Warnings on pdfminer

rodrigocf picture rodrigocf · Apr 21, 2015 · Viewed 9.9k times · Source

I have found and (slightly) modified this script in stackoverflow for it to work on python 3.3:

from pdfminer.pdfinterp import PDFResourceManager, process_pdf
from pdfminer.converter import TextConverter
from pdfminer.layout import LAParams
from io import StringIO

def convert_pdf(path):

    rsrcmgr = PDFResourceManager()
    retstr = StringIO()
    codec = 'utf-8'
    laparams = LAParams()
    device = TextConverter(rsrcmgr, retstr, laparams=laparams)

    fp = open(path, 'rb')
    process_pdf(rsrcmgr, device, fp)
    fp.close()
    device.close()

    string = retstr.getvalue()
    retstr.close()
    return string


print(convert_pdf('abc.pdf'))

It works fine, however i seem to be having 2 issues:

  • While running the script I get tons of warnings:

    WARNING:root:undefined: PDFCIDFont: basefont='LKOELN+Wingdings-Regular', cidcoding='Adobe-Identity', 139
    WARNING:root:undefined: PDFCIDFont: basefont='LKKPCF+Wingdings2', cidcoding='Adobe-Identity', 132

Which in the printed text looks like (cid:139), how do I catch this warnings and replace that text with something else?

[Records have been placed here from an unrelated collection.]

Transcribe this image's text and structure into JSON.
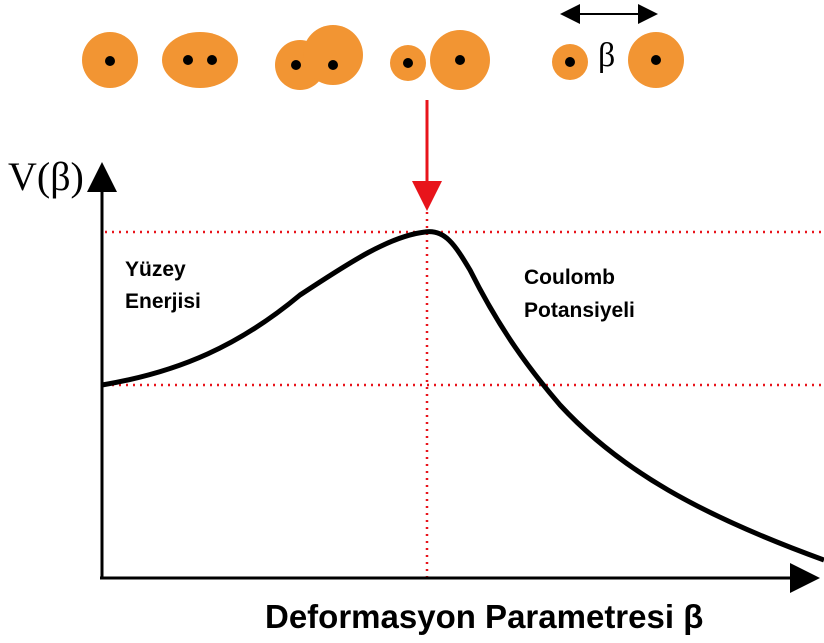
{
  "separation_label": "β",
  "axes": {
    "y_label": "V(β)",
    "x_label": "Deformasyon Parametresi β"
  },
  "regions": [
    {
      "lines": [
        "Yüzey",
        "Enerjisi"
      ]
    },
    {
      "lines": [
        "Coulomb",
        "Potansiyeli"
      ]
    }
  ]
}
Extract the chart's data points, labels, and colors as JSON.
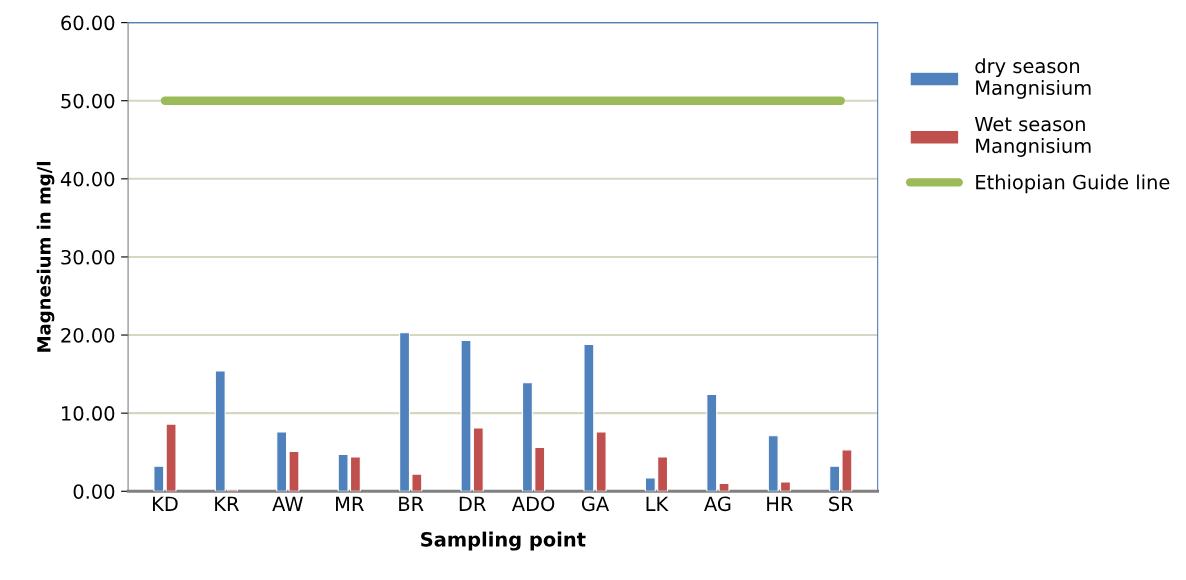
{
  "chart_data": {
    "type": "bar",
    "xlabel": "Sampling point",
    "ylabel": "Magnesium in mg/l",
    "categories": [
      "KD",
      "KR",
      "AW",
      "MR",
      "BR",
      "DR",
      "ADO",
      "GA",
      "LK",
      "AG",
      "HR",
      "SR"
    ],
    "series": [
      {
        "name": "dry season\nMangnisium",
        "color": "#4f81bd",
        "values": [
          3.2,
          15.4,
          7.6,
          4.7,
          20.3,
          19.3,
          13.9,
          18.8,
          1.7,
          12.4,
          7.1,
          3.2
        ]
      },
      {
        "name": "Wet season\nMangnisium",
        "color": "#c0504d",
        "values": [
          8.6,
          0.2,
          5.1,
          4.4,
          2.2,
          8.1,
          5.6,
          7.6,
          4.4,
          1.0,
          1.2,
          5.3
        ]
      },
      {
        "name": "Ethiopian Guide line",
        "type": "line",
        "color": "#9bbb59",
        "values": [
          50,
          50,
          50,
          50,
          50,
          50,
          50,
          50,
          50,
          50,
          50,
          50
        ]
      }
    ],
    "ylim": [
      0,
      60
    ],
    "yticks": [
      {
        "value": 0,
        "label": "0.00"
      },
      {
        "value": 10,
        "label": "10.00"
      },
      {
        "value": 20,
        "label": "20.00"
      },
      {
        "value": 30,
        "label": "30.00"
      },
      {
        "value": 40,
        "label": "40.00"
      },
      {
        "value": 50,
        "label": "50.00"
      },
      {
        "value": 60,
        "label": "60.00"
      }
    ],
    "grid": "y",
    "legend": "right"
  }
}
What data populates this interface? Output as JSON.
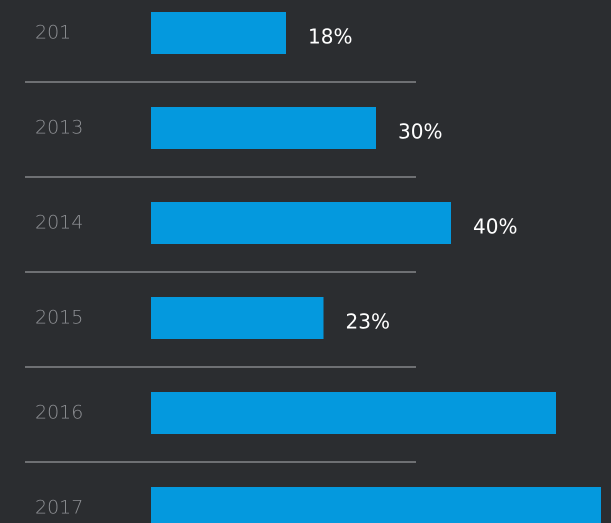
{
  "chart_data": {
    "type": "bar",
    "orientation": "horizontal",
    "categories": [
      "201",
      "2013",
      "2014",
      "2015",
      "2016",
      "2017"
    ],
    "values": [
      18,
      30,
      40,
      23,
      54,
      60
    ],
    "value_labels": [
      "18%",
      "30%",
      "40%",
      "23%",
      null,
      null
    ],
    "color": "#0499de",
    "xlim": [
      0,
      60
    ]
  }
}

  • Note that I have a codec line, which in the original script goes inside the TextConverter(rsrcmgr, retstr, laparams=laparams), however I get:

    Traceback (most recent call last): File "C:/Users/rodrigo/Desktop/csp_pdf/csp_pdf2.py", line 46, in convert_pdf('abc.pdf') File "C:/Users/rodrigo/Desktop/csp_pdf/csp_pdf2.py", line 33, in convert_pdf device = TextConverter(rsrcmgr, retstr, codec = 'utf-8', laparams=laparams) TypeError: init() got an unexpected keyword argument 'codec'

Is this related to the first issue?

Thanks!

Answer

Pullie picture Pullie · Nov 25, 2015

Pdfminer3k logs to the Python root logger unfortunately. PDFMiner should implement logging correctly IMHO. So it is not possible to disable logging in the normal manner like.

logging.getLogger("pdfminer").setLevel(logging.WARNING)

Bummer!

I did this and it works™:

    logging.propagate = False 
    logging.getLogger().setLevel(logging.ERROR)

It sets the root logger to level Error. This will stop PDFMiner warn logging, since it logs to the root logger, but not your own logging.

I needed to set propagation to False, because after PDFMiner usage, I had duplicate logging entries. This was caused by the root logger.